Following a string of high profile business failures – and the economic implications of COVID-19 – the role and quality of audit is under the spotlight, with many demanding change. From the initial economic freefall to the role of government financial support and the struggle to get back to ‘business as usual’, balance sheets have become extremely fragile.
A drastic and strategic change in the audit process is now more vital than ever. The industry must move from an outdated, rules-based audit approach to a methodology that focuses on proactively identifying and managing risk. Shifting from a static annual audit process that only reports after the event – and therefore misses vital information to a near-continuous, data-driven approach will enable rapid, actionable insight to be used not only within the audit itself, but across the entire business.
Stuart Cobbe, Director of Growth, Europe, MindBridge outlines the role of machine learning, artificial intelligence (AI), and a risk-based approach to rebuilding faith in audit and providing businesses with tangible, lasting, and provable business value.
Embracing the need for change
The Brydon Review into the audit market called for fundamental parts of the audit process to improve. This cannot be ignored. Indeed, the Wirecard scandal only highlighted the need for a more investigative and forensic audit process, calls that were echoed by the IDW, the professional body for auditors in Germany.
Furthermore, traditional rules-based audit is outdated and inadequate to fulfil audit’s purposes, especially in a post-COVID-19 economy. It is widely recognised that audit’s methods have not kept pace with the increasing level of business complexity or the disconnection between management teams and investors. Nor has audit kept pace with the opportunity that technology presents to support business, which is only creating further frustration for auditors.
Having said that, technology has been used within the audit process, but leveraged mainly to automate the checklists and rules that govern the way audit has historically been done, rather than to challenge the different ways of approaching the audit with the use of technology. Simply automating the old ways are unlikely to mitigate the risk of business failure – a risk that COVID-19 has only exacerbated.
The question remains: why do we, as an industry, spend so much of our time working through endless checklists and verifying standard invoices, rather than actively seeking to understand the key areas of business vulnerability? Why spend time manipulating data to identify outliers instead of investigating those outliers and understanding the implications on the business? At what point does compliance stop the talented people in our industry from providing value and in doing so, fulfil their duty to businesses, shareholders, and the wider public?
This daily frustration of working through a checklist can be avoided by leveraging the auditor’s high level of knowledge and skills to interpret the key financial information of a business. By investing in new technologies and embracing a risk-driven, agile way of thinking about the work, auditors can provide the assurance needed and implement the changes many in the industry are so desperately clamouring for.
New challenges for CFOs
COVID-19 has accelerated the trend toward increased digitisation within businesses and illuminated the challenges with auditing complex organisations. As such, COVID-19 has acted as a catalyst for this essential change as CFOs recognise the need to rapidly understand the new business landscape and identify priority areas of risk.
In this new climate, CFOs must, for example, assess how confident their firms are in their use of the government’s financial support. From the accuracy of furlough claims and the challenges of repaying deferred VAT payments and loans, to the risk of these funds being misappropriated by employees in personal financial distress, government funding has created both a lifeline and a new set of challenges to overcome.
Allowing the data to speak for itself
Auditors are perfectly placed to support companies as they go through financial turbulence and provide the vital insight needed around areas of unexpected activity. Timely identification of risk can help firms avoid a catastrophic crisis and deliver real business value, which can all be enabled through sophisticated machine learning and AI technology. Unlike the human eye that can only see what it expects to see, intelligent technologies have no preconceptions and allow the data to speak for itself. The algorithms can work through the data, find patterns and reveal insight – insight that would be almost impossible to discover manually.

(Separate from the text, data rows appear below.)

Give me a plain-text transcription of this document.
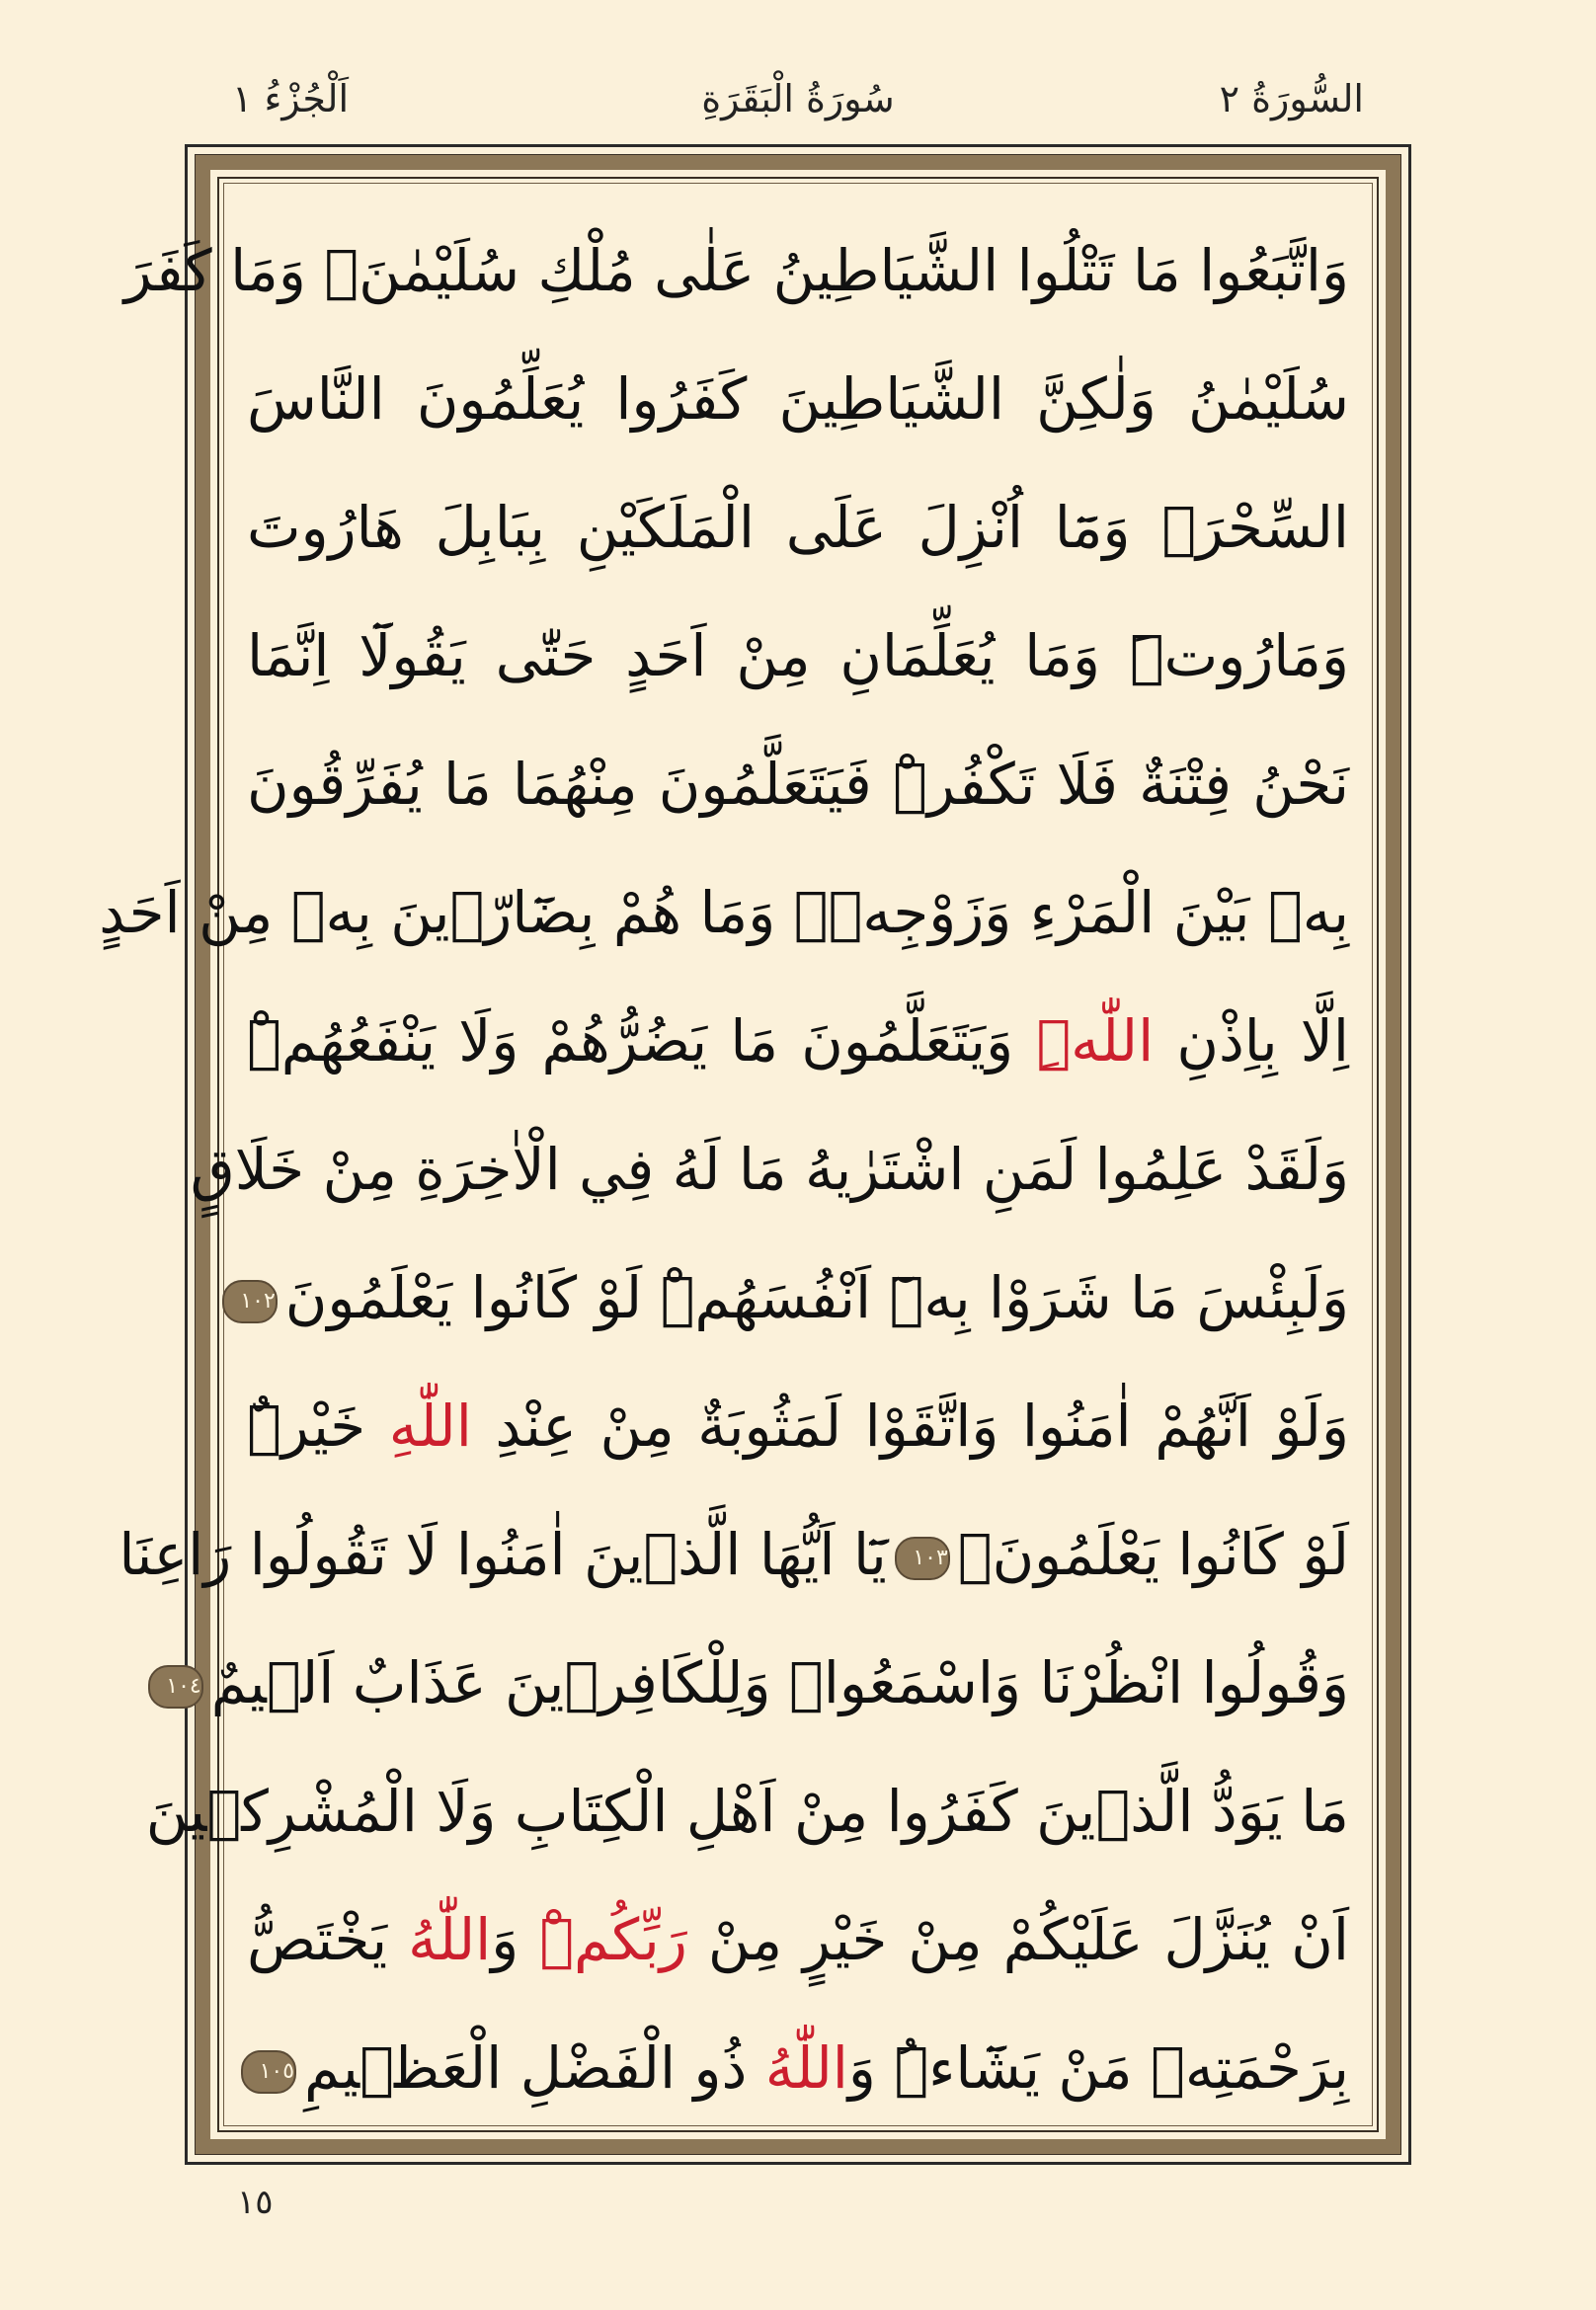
السُّورَةُ ٢
سُورَةُ الْبَقَرَةِ
اَلْجُزْءُ ١
وَاتَّبَعُوا مَا تَتْلُوا الشَّيَاطِينُ عَلٰى مُلْكِ سُلَيْمٰنَۚ وَمَا كَفَرَ
سُلَيْمٰنُ وَلٰكِنَّ الشَّيَاطِينَ كَفَرُوا يُعَلِّمُونَ النَّاسَ
السِّحْرَۗ وَمَٓا اُنْزِلَ عَلَى الْمَلَكَيْنِ بِبَابِلَ هَارُوتَ
وَمَارُوتَۜ وَمَا يُعَلِّمَانِ مِنْ اَحَدٍ حَتّٰى يَقُولَٓا اِنَّمَا
نَحْنُ فِتْنَةٌ فَلَا تَكْفُرْۜ فَيَتَعَلَّمُونَ مِنْهُمَا مَا يُفَرِّقُونَ
بِهٖ بَيْنَ الْمَرْءِ وَزَوْجِهٖۜ وَمَا هُمْ بِضَٓارّٖينَ بِهٖ مِنْ اَحَدٍ
اِلَّا بِاِذْنِ اللّٰهِۜ وَيَتَعَلَّمُونَ مَا يَضُرُّهُمْ وَلَا يَنْفَعُهُمْۜ
وَلَقَدْ عَلِمُوا لَمَنِ اشْتَرٰيهُ مَا لَهُ فِي الْاٰخِرَةِ مِنْ خَلَاقٍ
وَلَبِئْسَ مَا شَرَوْا بِهٖٓ اَنْفُسَهُمْۜ لَوْ كَانُوا يَعْلَمُونَ١٠٢
وَلَوْ اَنَّهُمْ اٰمَنُوا وَاتَّقَوْا لَمَثُوبَةٌ مِنْ عِنْدِ اللّٰهِ خَيْرٌۜ
لَوْ كَانُوا يَعْلَمُونَ۟١٠٣يَٓا اَيُّهَا الَّذ۪ينَ اٰمَنُوا لَا تَقُولُوا رَاعِنَا
وَقُولُوا انْظُرْنَا وَاسْمَعُواۜ وَلِلْكَافِر۪ينَ عَذَابٌ اَل۪يمٌ١٠٤
مَا يَوَدُّ الَّذ۪ينَ كَفَرُوا مِنْ اَهْلِ الْكِتَابِ وَلَا الْمُشْرِك۪ينَ
اَنْ يُنَزَّلَ عَلَيْكُمْ مِنْ خَيْرٍ مِنْ رَبِّكُمْۜ وَاللّٰهُ يَخْتَصُّ
بِرَحْمَتِه۪ مَنْ يَشَٓاءُۜ وَاللّٰهُ ذُو الْفَضْلِ الْعَظ۪يمِ١٠٥
١٥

Rather than using a checklist-driven approach, a risk-driven, machine learning-enabled investigation gives the foundation needed for a new level of business insight, as well as a new-found confidence in audit. Whether it’s revealing unexpected trends in invoice realisation, identifying mistakes, or flagging potential employee fraud, the audit firms that embrace this data-driven, risk-focused approach can rebuild corporate faith in the value and quality of the audit process.
Importantly, this methodology recognises that although annual audits can do the job, they are often too late to be insightful to key stakeholders and therefore provide business value. Organisations have steadily moved from quarterly to monthly, to daily reporting and often real-time data for their internal reporting; there is no reason for this not to be the case for external audit as well. From reconsidering existing operating models to developing new service lines, there is a real chance to provide increased value to the world economy through enhanced, timely business insight.
This change in strategy provides the opportunity to redefine audit as we know it. It must be remembered, however, that this is not about utilising robotic technology to automate audit processes and reduce employee workload. Instead, it is about giving auditors a way to deliver real value whilst addressing the challenges and complexities of modern business models. Fundamentally, risk-based audit moves away from a one-size-fits-all approach to one that truly reflects the state of each individual client’s business. Audit data becomes meaningful, relevant, and above all, valuable.